At the centre of the controversy is a KSh 32 million court award paid to Victory Construction — a payout critics argue should never have been allowed to stand. More troubling is not the ruling itself, but the silence that followed it.
No appeal was filed. No objection was raised. No effort was made to protect public funds.
The KSh 32 Million Ruling No One Defended
Multiple sources within CWWDA allege that the agency’s legal team deliberately failed to challenge a magistrate’s decision awarding Victory Construction KSh 32 million. What should have been a routine legal contest instead turned into an uncontested transfer of public money.
Insiders describe the failure to appeal as calculated rather than accidental, pointing to possible collusion between senior management, in-house legal officers, and the contractor.
“This was not incompetence,” said one senior source familiar with the matter. “It was engineered. Everyone knew their role. Once the money was released, it was to be shared.”
According to these accounts, the payout was only a fraction of a wider scheme designed to siphon funds from the agency while disguising the theft as a lawful court obligation. Critical files allegedly disappeared, objections were never filed, and internal safeguards failed at every stage.
Leadership Under Scrutiny
Responsibility for the controversial dealings, insiders say, ultimately rests with former CWWDA Chief Executive Engineer Martin Tsuma, who was in charge during the agency’s engagements with Victory Construction and oversaw key legal and contractual decisions.
Engineer Tsuma, once a powerful figure in Coast water infrastructure, has since been demoted to a technical officer amid allegations of receiving kickbacks from contractors. He has not publicly responded to the accusations.
The scandal, however, appears to extend beyond one individual.
Procurement and Legal Manipulation Claims
Procurement officer Stanislus Jira is also facing scrutiny over claims that tenders were awarded to law firms with little incentive to defend CWWDA’s interests. Sources allege that procurement decisions prioritised personal convenience and private gain over safeguarding public resources.

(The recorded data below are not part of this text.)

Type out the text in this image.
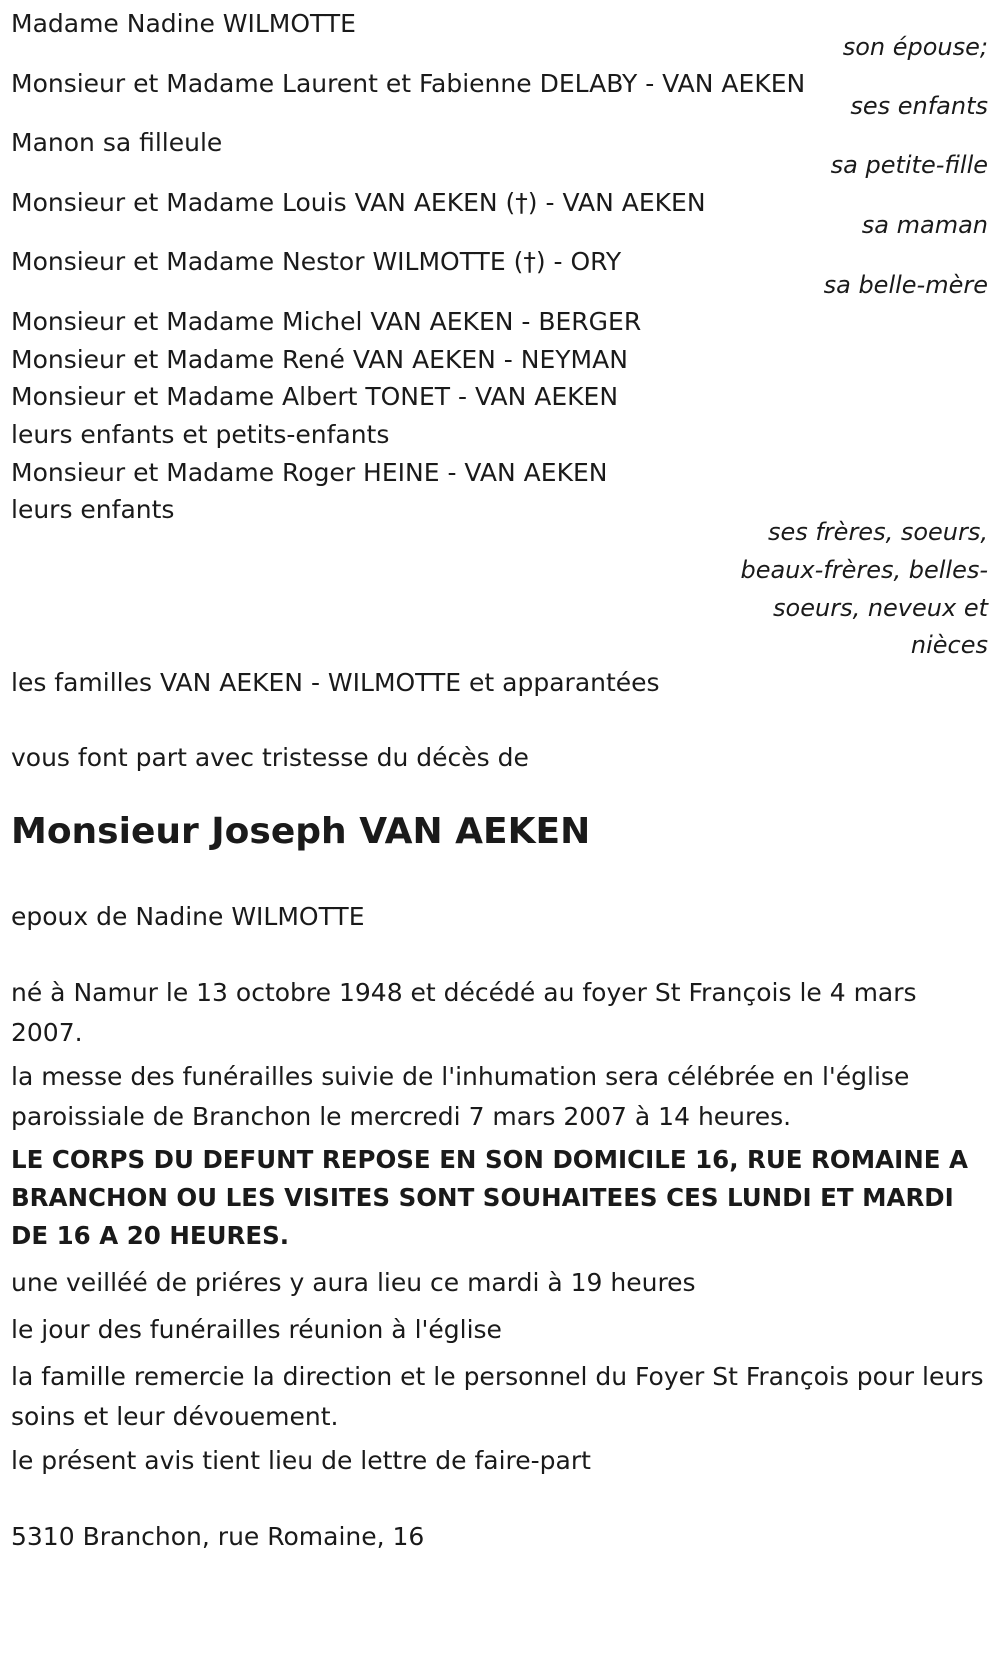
Madame Nadine WILMOTTE
son épouse;
Monsieur et Madame Laurent et Fabienne DELABY - VAN AEKEN
ses enfants
Manon sa filleule
sa petite-fille
Monsieur et Madame Louis VAN AEKEN (†) - VAN AEKEN
sa maman
Monsieur et Madame Nestor WILMOTTE (†) - ORY
sa belle-mère
Monsieur et Madame Michel VAN AEKEN - BERGER
Monsieur et Madame René VAN AEKEN - NEYMAN
Monsieur et Madame Albert TONET - VAN AEKEN
leurs enfants et petits-enfants
Monsieur et Madame Roger HEINE - VAN AEKEN
leurs enfants
ses frères, soeurs,
beaux-frères, belles-
soeurs, neveux et
nièces
les familles VAN AEKEN - WILMOTTE et apparantées
vous font part avec tristesse du décès de
Monsieur Joseph VAN AEKEN
epoux de Nadine WILMOTTE
né à Namur le 13 octobre 1948 et décédé au foyer St François le 4 mars 2007.
la messe des funérailles suivie de l'inhumation sera célébrée en l'église paroissiale de Branchon le mercredi 7 mars 2007 à 14 heures.
LE CORPS DU DEFUNT REPOSE EN SON DOMICILE 16, RUE ROMAINE A BRANCHON OU LES VISITES SONT SOUHAITEES CES LUNDI ET MARDI DE 16 A 20 HEURES.
une veilléé de priéres y aura lieu ce mardi à 19 heures
le jour des funérailles réunion à l'église
la famille remercie la direction et le personnel du Foyer St François pour leurs soins et leur dévouement.
le présent avis tient lieu de lettre de faire-part
5310 Branchon, rue Romaine, 16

“The pattern is consistent,” another insider said. “Law firms were selected not to protect the agency, but to facilitate payouts.”
If proven, the allegations would point to a systemic breakdown in procurement oversight and legal accountability within the agency.
Water Crisis on the Ground
The impact of the alleged corruption is being felt far beyond courtrooms and boardrooms. Across the Coast region, residents continue to endure chronic water shortages as infrastructure deteriorates and key projects stall.
Communities are forced to ration water while millions of shillings disappear through paperwork and unchallenged court awards.
Governor Seeks Intervention as Tensions Rise
In response to the worsening situation, Coast Governor Abdulswamad Sharrif Nassir has formally written to the Ministry of Water and Sanitation seeking authority to take over the repair and rehabilitation of water infrastructure within the county.
The request is highly unusual and reflects a deep loss of confidence in CWWDA’s ability to manage critical water systems.
Even so, critics claim that certain technical offices — allegedly still under the influence of Engineer Tsuma — are frustrating repair efforts. The aim, they argue, is to engineer system failures that justify emergency tenders and open new avenues for corruption.
Unanswered Questions
As investigators close in, critical questions remain unanswered: Who authorised the legal silence? Who benefited from the KSh 32 million payout? And how many similar deals remain hidden in CWWDA’s records?
For a region already struggling with water scarcity, accountability is no longer optional. The scandal has spilled into the open — and it is refusing to dry up.